Уже в самые ранние годы религиозной деятельности Капитона Корнилий насчитывает у него в скиту около тридцати его учеников[113]. В Данилове он начал набирать себе последователей не только среди мужчин, но и среди женщин, и этим еще больше приумножил число своих прозелитов. Его странствования и гонения привели к распространению его идей и росту числа учеников, обращенных в его аскетическую веру. Все они, по словам позднейших биографов, были “славные постницы и славные железоносцы”, т. е. — носители вериг[114]. Таковыми были “перепоясанный железным поясом дивный Леонид”, строго державший пост Симеон, “всепречудный Яков”, “всепрекрасный Прохор” и наконец ученик Прохора и сподвижник самого Капитона — “великий и премудрый Вавила”[115]. Вавила, наиболее заслуживающий внимания среди всех отцов “чудного и дивного воздержания”, был не русский, а иностранец, и происхождение его до сих пор остается загадочным. По словам Денисова, писавшего о Капитоне и Вавиле со слов их учеников, лет через 40—50 после их смерти, этот Вавила “был рода иноземческа, веры люторской”. Это не значит, что он обязательно был лютеранином, так как русские XVII века часто называли всех протестантов “люторами”. Он отличался большей эрудицией, чем другие “отцы” того времени, “все художественные науки прошед” — изучил грамматику, риторику, логику, богословие и другие науки в “славней парижстей академии”, т. е. в парижской Сорбонне, и хорошо знал греческий, латинский и немецкий языки. Опять-таки, по данным Денисова, Вавила приехал в Россию при царе Михаиле Федоровиче и тоже уже"осеян был всепреславными благочестия лучами” и из “бездревнего люторского вреднословия изшед”, принял православие. Ставши православным, он решил “от мирского мятежа и многосуетности отлучиться” и стал строгим монахом: “железы свои силы изволительно смирил, вериги тяжелые на себя положив, железами же чресла свои опоясав”[116].

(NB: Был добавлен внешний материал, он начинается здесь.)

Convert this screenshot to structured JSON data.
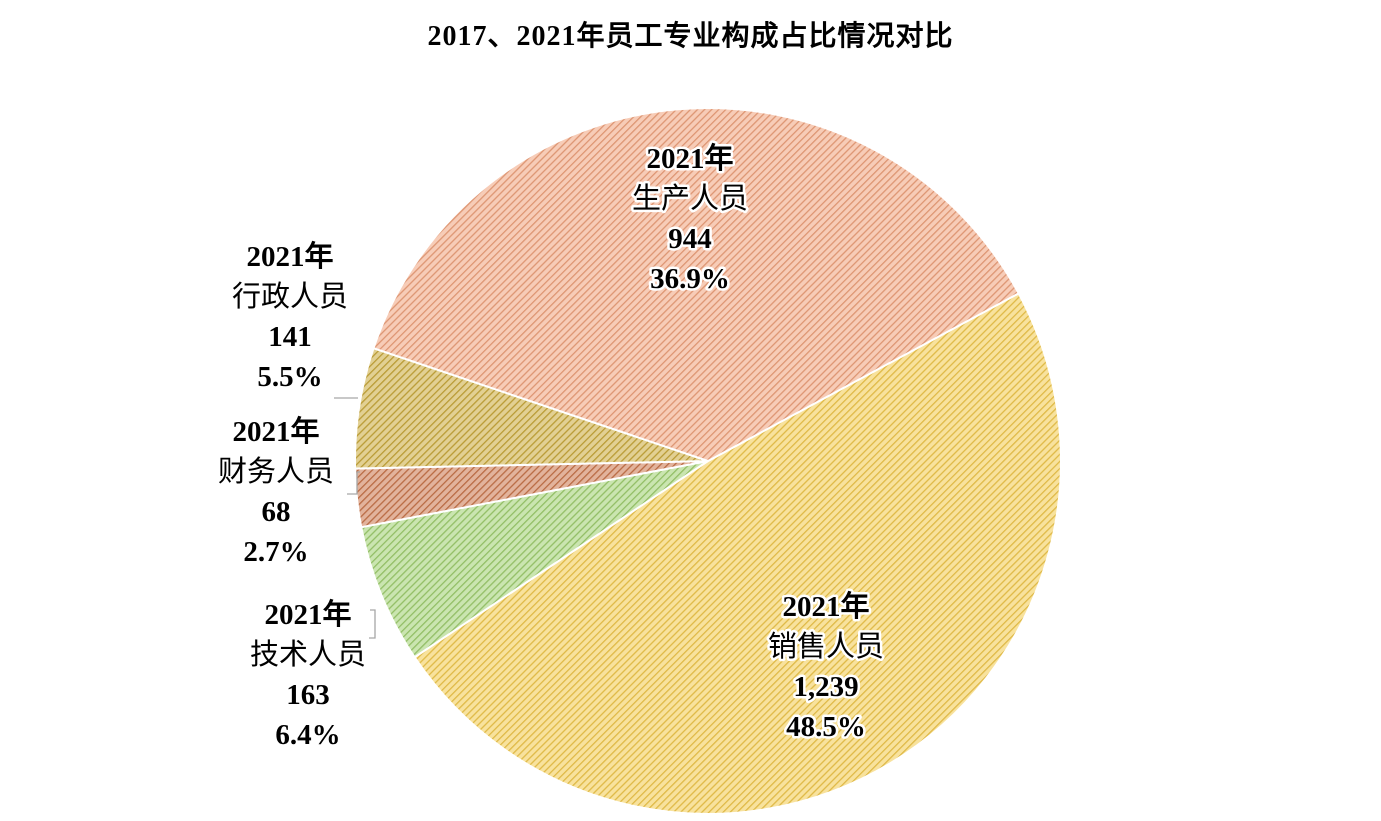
{
  "chart_data": {
    "type": "pie",
    "title": "2017、2021年员工专业构成占比情况对比",
    "slices": [
      {
        "year_label": "2021年",
        "name": "销售人员",
        "value": 1239,
        "value_label": "1,239",
        "percent": 48.5,
        "percent_label": "48.5%",
        "color": "#f2c94c"
      },
      {
        "year_label": "2021年",
        "name": "技术人员",
        "value": 163,
        "value_label": "163",
        "percent": 6.4,
        "percent_label": "6.4%",
        "color": "#9fcf6e"
      },
      {
        "year_label": "2021年",
        "name": "财务人员",
        "value": 68,
        "value_label": "68",
        "percent": 2.7,
        "percent_label": "2.7%",
        "color": "#c9744a"
      },
      {
        "year_label": "2021年",
        "name": "行政人员",
        "value": 141,
        "value_label": "141",
        "percent": 5.5,
        "percent_label": "5.5%",
        "color": "#c9a93a"
      },
      {
        "year_label": "2021年",
        "name": "生产人员",
        "value": 944,
        "value_label": "944",
        "percent": 36.9,
        "percent_label": "36.9%",
        "color": "#f0a27c"
      }
    ]
  }
}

Так как появление Вавилы в рядах капитоновской братии относится еще к царствованию Михаила Федоровича, то есть к самому началу деятельности Капитона, то у историков, как, например, у занимавшегося этим вопросом сто лет тому назад А. Щапова, невольно напрашивается вопрос: не был ли Вавила ответствен за те имеющие протестантский привкус особенности “учения Капитонова”, которые, видимо, развились в практике старца в более поздний период его деятельности и за каковые уже в 1639 году церковь хотела посадить его “на исправление”[117]. К сожалению, кроме короткого рассказа о Вавиле, который известен из “Винограда Российского”, и отрывка протокола его допроса, история не сохранила о нем никаких известий. Сам же С. Денисов, частично придерживавшийся как раз “капитоновского направления раскола”, конечно, не захотел дать каких-либо указаний о возможном влиянии этого бывшего “парижстей академии” студента на беспоповское старообрядчество, которое Денисов почитал за истинную древнерусскую веру.
Отклонения Капитона от практики православных монастырей совершенно определенно отмечает уже указ 1639 года, предписывавший закрытие скитов в Колесникове и Морозове. “Велено, — сказано в указе, — чтобы старцы (т. е. ученики и монахи капитоновского скита. — С. З.) — жили про правилам святых отец, а Капитоново учение и уставство оставили”. Эту разницу в уставах, а наверное, и в общей доктрине веры, уже чувствовали и сами последователи Капитона, которые заявляли, что “им Капитонова уставства не оставливать”, и затем ушли в леса вслед за их исчезнувшим вождем[118]. В свою очередь, правительственное распоряжение 1651 года, которое предписывало келии вновь возродившейся на реке Шоче колонии Капитона снести, старцев арестовать и их “с монастыря не спускать… беречь крепко”[119], — отражает тревогу правительства перед ростом новой ереси и косвенно подтверждает дальнейшее отклонение “лесных старцев” от учения церкви. Приблизительно через год о распространении Капитоновской ереси говорит митрополит Ростовский Иона, в епархии которого миссионерствовал Капитон, когда он в 1652 году опубликовывает грамоту — воззвание ко всей своей пастве, — предостерегая ее от вредной еретической пропаганды[120]. Тогда же эти Капитоновы ученики привлекли внимание и самого патриарха Иосифа, который пишет в своей грамоте: “Восстали лицемеры, имущие образ благочестия, силы же его отвергшися”, — т. е. отошедшие от подлинного духа православного учения[121].